1. No “Rule 414” in New Jersey
“Rule 414” is a North Carolina evidence rule concerning expert testimony. New Jersey does not have a counterpart that governs how insurers calculate or reduce medical bills. Any reduction of medical charges must follow New Jersey law, not an out-of-state procedural rule.
2. PIP Reimbursement Limits under NJAC
Under New Jersey’s Personal Injury Protection law, PIP insurers pay medical providers according to a fee schedule known as the Health Care Provider Reimbursement Manual. This schedule is established in N.J.A.C. 11:3-4.8. Insurers must reimburse up to the maximum allowable amount for covered medical services.
- Link to Manual: N.J.A.C. 11:3-4.8 Health Care Provider Reimbursement Manual.
3. Disputing Unreasonable or Unnecessary Charges
Insurers may challenge a medical bill if they believe treatments are unreasonable or not medically necessary. Under N.J. Rev. Stat. § 39:6A-4(l), an insurer has 30 days from receipt of a properly documented claim to either pay or dispute charges. If the insurer timely disputes, the dispute process governs resolution. If no dispute is filed within 30 days, the insurer must pay the full amount due plus interest.
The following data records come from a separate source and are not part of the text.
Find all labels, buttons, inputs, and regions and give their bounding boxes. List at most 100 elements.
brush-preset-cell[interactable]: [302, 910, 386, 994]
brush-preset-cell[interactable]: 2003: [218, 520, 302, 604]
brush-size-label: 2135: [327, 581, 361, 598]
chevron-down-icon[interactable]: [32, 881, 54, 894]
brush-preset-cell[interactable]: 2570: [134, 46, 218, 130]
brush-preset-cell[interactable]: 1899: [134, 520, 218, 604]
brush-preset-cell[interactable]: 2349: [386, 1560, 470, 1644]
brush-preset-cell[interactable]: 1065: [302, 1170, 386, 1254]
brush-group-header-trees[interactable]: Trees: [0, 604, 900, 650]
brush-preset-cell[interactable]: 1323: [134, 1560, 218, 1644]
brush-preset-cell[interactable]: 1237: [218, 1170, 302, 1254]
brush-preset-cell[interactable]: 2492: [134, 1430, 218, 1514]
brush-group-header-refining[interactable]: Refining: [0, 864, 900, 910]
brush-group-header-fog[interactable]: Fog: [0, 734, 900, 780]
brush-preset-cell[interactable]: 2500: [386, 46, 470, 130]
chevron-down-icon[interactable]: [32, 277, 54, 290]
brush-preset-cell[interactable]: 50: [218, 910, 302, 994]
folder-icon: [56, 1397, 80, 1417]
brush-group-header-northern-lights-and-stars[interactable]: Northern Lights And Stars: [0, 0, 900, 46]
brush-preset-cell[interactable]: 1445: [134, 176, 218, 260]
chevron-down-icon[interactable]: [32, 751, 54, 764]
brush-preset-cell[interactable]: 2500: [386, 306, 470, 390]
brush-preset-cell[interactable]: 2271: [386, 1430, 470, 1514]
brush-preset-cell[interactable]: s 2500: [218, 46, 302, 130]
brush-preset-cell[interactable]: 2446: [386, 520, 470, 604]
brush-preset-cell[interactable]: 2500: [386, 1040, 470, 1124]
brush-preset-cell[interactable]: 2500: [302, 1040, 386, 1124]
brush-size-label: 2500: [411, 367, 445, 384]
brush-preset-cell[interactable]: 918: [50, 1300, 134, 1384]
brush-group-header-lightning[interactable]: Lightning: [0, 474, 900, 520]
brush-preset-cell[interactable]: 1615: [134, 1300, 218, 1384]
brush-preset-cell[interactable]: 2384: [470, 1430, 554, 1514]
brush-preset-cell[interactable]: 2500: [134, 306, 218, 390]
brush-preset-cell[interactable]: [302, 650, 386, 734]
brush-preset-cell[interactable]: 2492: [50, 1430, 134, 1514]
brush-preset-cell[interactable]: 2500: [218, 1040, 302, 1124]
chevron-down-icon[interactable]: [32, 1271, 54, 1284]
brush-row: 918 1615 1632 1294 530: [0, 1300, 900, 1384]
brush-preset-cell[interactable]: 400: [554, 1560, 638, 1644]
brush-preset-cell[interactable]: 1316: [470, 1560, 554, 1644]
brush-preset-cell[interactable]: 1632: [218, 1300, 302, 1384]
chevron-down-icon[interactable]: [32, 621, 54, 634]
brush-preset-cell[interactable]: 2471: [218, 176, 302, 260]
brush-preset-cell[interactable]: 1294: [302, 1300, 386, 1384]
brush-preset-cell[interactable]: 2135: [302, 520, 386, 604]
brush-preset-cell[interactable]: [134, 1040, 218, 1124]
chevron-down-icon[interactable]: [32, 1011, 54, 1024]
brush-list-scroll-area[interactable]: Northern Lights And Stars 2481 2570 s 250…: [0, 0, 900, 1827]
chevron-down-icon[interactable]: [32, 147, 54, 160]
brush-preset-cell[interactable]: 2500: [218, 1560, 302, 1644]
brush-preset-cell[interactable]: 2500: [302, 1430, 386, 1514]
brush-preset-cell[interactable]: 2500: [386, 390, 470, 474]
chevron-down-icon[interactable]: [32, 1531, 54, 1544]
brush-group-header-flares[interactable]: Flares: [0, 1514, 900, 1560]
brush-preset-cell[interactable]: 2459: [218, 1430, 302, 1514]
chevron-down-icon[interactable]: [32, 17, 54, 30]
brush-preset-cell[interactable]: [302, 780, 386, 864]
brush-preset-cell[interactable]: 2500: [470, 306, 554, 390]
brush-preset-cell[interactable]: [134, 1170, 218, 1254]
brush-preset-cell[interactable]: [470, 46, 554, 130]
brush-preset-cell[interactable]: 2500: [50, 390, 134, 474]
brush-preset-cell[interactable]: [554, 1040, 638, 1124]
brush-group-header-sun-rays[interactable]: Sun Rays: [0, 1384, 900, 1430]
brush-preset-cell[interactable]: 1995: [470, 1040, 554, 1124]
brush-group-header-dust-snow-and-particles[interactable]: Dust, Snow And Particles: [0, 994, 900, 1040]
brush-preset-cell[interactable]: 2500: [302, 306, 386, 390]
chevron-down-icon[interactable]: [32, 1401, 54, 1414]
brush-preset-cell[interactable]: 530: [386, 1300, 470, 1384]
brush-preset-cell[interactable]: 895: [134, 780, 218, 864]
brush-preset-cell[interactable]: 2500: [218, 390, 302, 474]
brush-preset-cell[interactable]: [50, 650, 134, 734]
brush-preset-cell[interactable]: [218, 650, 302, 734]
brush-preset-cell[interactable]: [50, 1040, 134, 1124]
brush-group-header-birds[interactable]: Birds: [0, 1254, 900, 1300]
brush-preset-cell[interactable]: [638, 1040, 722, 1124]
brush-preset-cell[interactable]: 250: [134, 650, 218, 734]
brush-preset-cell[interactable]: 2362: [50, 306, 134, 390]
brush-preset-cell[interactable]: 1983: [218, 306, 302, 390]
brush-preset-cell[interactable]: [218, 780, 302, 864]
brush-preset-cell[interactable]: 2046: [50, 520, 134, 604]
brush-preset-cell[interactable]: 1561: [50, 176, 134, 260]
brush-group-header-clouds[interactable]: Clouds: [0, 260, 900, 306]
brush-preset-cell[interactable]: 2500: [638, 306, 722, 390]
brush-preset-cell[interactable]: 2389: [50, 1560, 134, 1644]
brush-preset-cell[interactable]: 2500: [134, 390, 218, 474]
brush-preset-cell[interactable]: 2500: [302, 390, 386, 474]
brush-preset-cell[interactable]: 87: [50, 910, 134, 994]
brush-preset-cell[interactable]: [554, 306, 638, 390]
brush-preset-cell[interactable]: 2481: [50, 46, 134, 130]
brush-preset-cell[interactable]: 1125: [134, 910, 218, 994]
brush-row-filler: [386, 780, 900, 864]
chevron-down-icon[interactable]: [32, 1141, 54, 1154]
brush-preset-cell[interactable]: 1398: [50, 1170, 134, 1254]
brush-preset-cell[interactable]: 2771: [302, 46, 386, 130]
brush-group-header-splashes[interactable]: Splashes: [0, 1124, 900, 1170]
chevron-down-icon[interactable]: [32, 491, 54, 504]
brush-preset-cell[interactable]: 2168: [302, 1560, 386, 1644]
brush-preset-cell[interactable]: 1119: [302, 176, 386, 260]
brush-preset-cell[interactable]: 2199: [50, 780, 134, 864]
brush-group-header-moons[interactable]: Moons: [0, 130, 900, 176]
4. No Arbitrary Reductions
An insurance adjuster cannot simply decide to reduce your bill by a flat percentage or invoke an unrelated procedural rule. All reductions must comply with the PIP fee schedule or a valid dispute process. Any improper reduction may give rise to a bad faith claim under N.J. Rev. Stat. § 17:29B-4, which prohibits unreasonable denial of first-party claims.
Helpful Hints
- Review your insurer’s Explanation of Benefits (EOB) carefully. It must state the reason for any partial payment or denial.
- Know the PIP 30-day rule: if you don’t receive a dispute notice within 30 days, your insurer must pay.
- Consult the NJ PIP Fee Schedule to compare billed charges vs. allowable amounts.
- If your insurer disputes a bill, you can request an independent medical review or file a petition with the New Jersey Department of Banking and Insurance.
- Document all communications with your insurer in writing and keep copies of all bills and medical records.